= Julius Thompson =

American novelist

Julius Thompson is an American novelist best known for a novel trilogy which includes A Brownstone in Brooklyn, Philly Style and Philly Profile, and The Ghost of Atlanta. He was a teacher at Redan High School and an adjunct professor at Emory University.

== Background ==
Thompson was born in Statham, Georgia. He later moved to Bedford-Stuyvesant section of Brooklyn, New York. He attended Bushwick High School. After high school, Thompson attended City College of New York and received his Bachelor of Arts degree. After graduating from CCNY, Thompson became a full-time sportswriter with The Philadelphia Bulletin. He worked for the newspaper from 1971 to 1982. After leaving the Philadelphia Bulletin, Thompson moved to Metro Atlanta where he currently resides. He thought British Literature, American Literature, and Creative Writing courses at Redan High School as well as more Writing courses at Emory University during the evening.

== The trilogy ==
Thompson published the first book of his trilogy, A Brownstone in Brooklyn, in 2001. Philly Style and Philly Profile was published in 2007, and The Ghost of Atlanta was published in 2009. The trilogy portrays the journey of Andy Michael Pilgrim through the sixties in Brooklyn, the seventies in Philadelphia, and the eighties in Atlanta. During his thirty year journey Andy discovers challenges that were faced by African Americans in the twentieth century.

== Accomplishments ==
In 1977 Thompson won the Associated Press Sports Editors Award, a national sports writing award given for the third-best sports story written during the year. Thompson is also on a panel of authors at the Auburn Avenue Research Library in Atlanta, Georgia and the Gwinnett County Library System.

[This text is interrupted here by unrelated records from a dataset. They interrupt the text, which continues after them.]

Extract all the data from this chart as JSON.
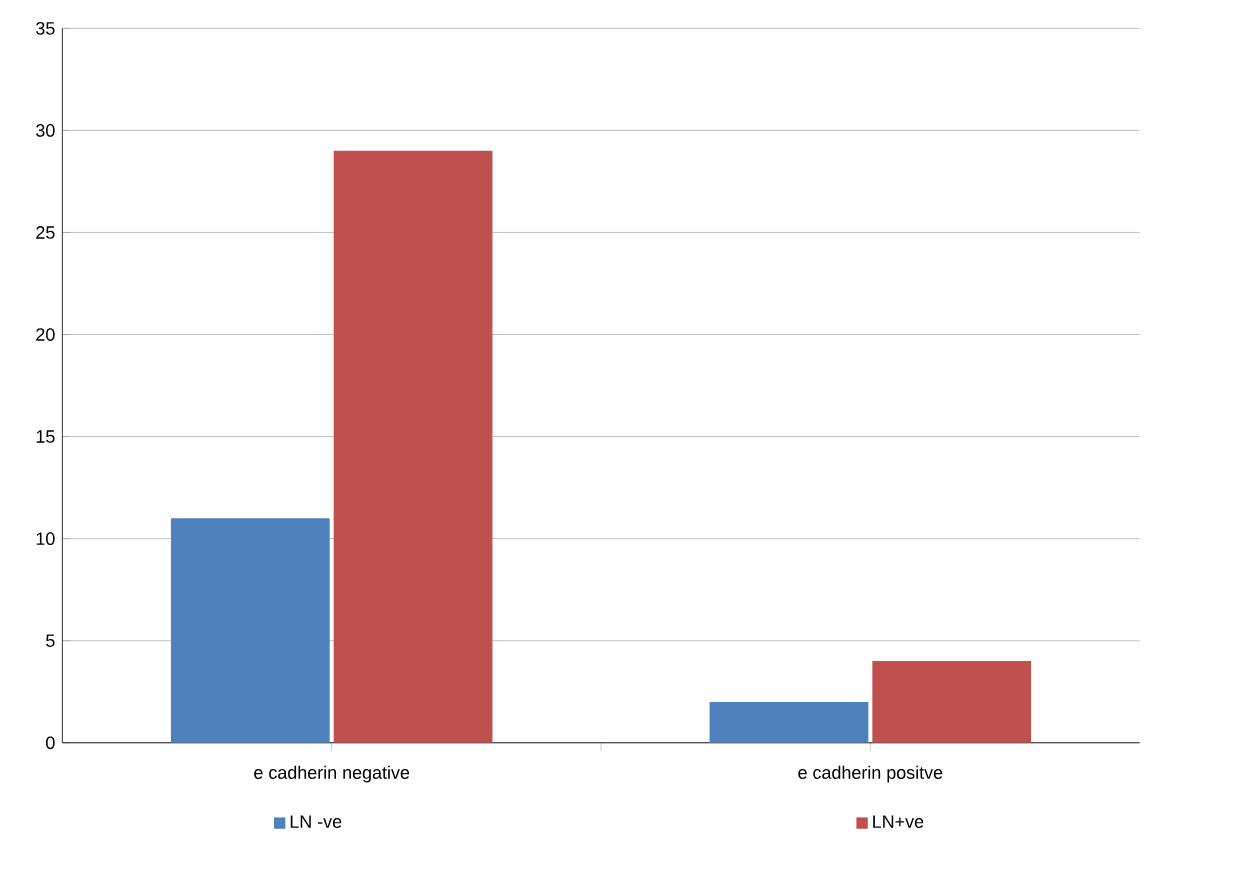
{
  "chart_data": {
    "type": "bar",
    "categories": [
      "e cadherin negative",
      "e cadherin positve"
    ],
    "series": [
      {
        "name": "LN -ve",
        "color": "#4f81bd",
        "values": [
          11,
          2
        ]
      },
      {
        "name": "LN+ve",
        "color": "#c0504d",
        "values": [
          29,
          4
        ]
      }
    ],
    "ylim": [
      0,
      35
    ],
    "yticks": [
      0,
      5,
      10,
      15,
      20,
      25,
      30,
      35
    ],
    "grid": "y",
    "legend": "bottom"
  }
}
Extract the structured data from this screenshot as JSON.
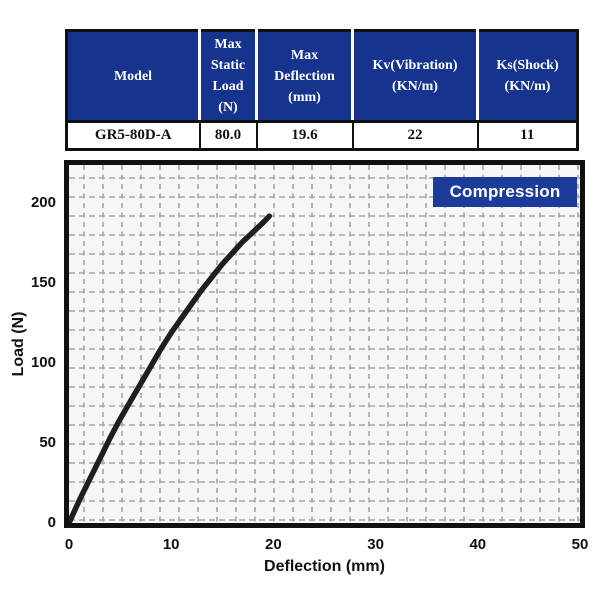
{
  "table": {
    "headers": [
      "Model",
      "Max\nStatic\nLoad\n(N)",
      "Max\nDeflection\n(mm)",
      "Kv(Vibration)\n(KN/m)",
      "Ks(Shock)\n(KN/m)"
    ],
    "row": [
      "GR5-80D-A",
      "80.0",
      "19.6",
      "22",
      "11"
    ]
  },
  "chart_data": {
    "type": "line",
    "badge_label": "Compression",
    "xlabel": "Deflection (mm)",
    "ylabel": "Load (N)",
    "xlim": [
      0,
      50
    ],
    "ylim": [
      0,
      224
    ],
    "xticks": [
      0,
      10,
      20,
      30,
      40,
      50
    ],
    "yticks": [
      0,
      50,
      100,
      150,
      200
    ],
    "grid": "dashed",
    "legend_position": "top-right-badge",
    "series": [
      {
        "name": "compression-curve",
        "points": [
          [
            0,
            0
          ],
          [
            1,
            14
          ],
          [
            2,
            27
          ],
          [
            3,
            40
          ],
          [
            4,
            53
          ],
          [
            5,
            65
          ],
          [
            6,
            76
          ],
          [
            7,
            87
          ],
          [
            8,
            98
          ],
          [
            9,
            109
          ],
          [
            10,
            119
          ],
          [
            11,
            128
          ],
          [
            12,
            137
          ],
          [
            13,
            146
          ],
          [
            14,
            154
          ],
          [
            15,
            162
          ],
          [
            16,
            169
          ],
          [
            17,
            176
          ],
          [
            18,
            182
          ],
          [
            19,
            188
          ],
          [
            19.6,
            192
          ]
        ]
      }
    ]
  },
  "colors": {
    "header_blue": "#16338d",
    "badge_blue": "#1d3c99",
    "curve": "#1f1f1f",
    "grid": "#a6a6a6",
    "plot_bg": "#f6f6f4",
    "border": "#111111"
  }
}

Thompson signed copies of A Brownstone In Brooklyn and Philly Style & Philly Style at the prestigious New York Is Book Country Festival in New York City, the National Black Arts Festival in Atlanta, Georgia, the AJC-Decatur Book Festival in Decatur, Georgia, the Gwinnett Reading Festival in Lawrenceville, Georgia and at the Miami Book Fair International in Miami, Florida. He has had book signings in the following book stores: Barnes & Noble, Borders, Chapter 11, Books-A-Million and many others. Thompson was one of the speakers at the Bedford-Stuyvesant Creative Arts Fair in Brooklyn.

Thompson's third novel, Ghost of Atlanta, won the 2011 National Gold Medal for General Fiction presented by Reader's Favorite.

Mr. Thompson has written his fourth novel, Phantoms of Rockwood, which is a story about four players on a high school basketball team being taken over and assisted by four phantoms (four deceased star players for that team). It has been published under Amazon Create Space label.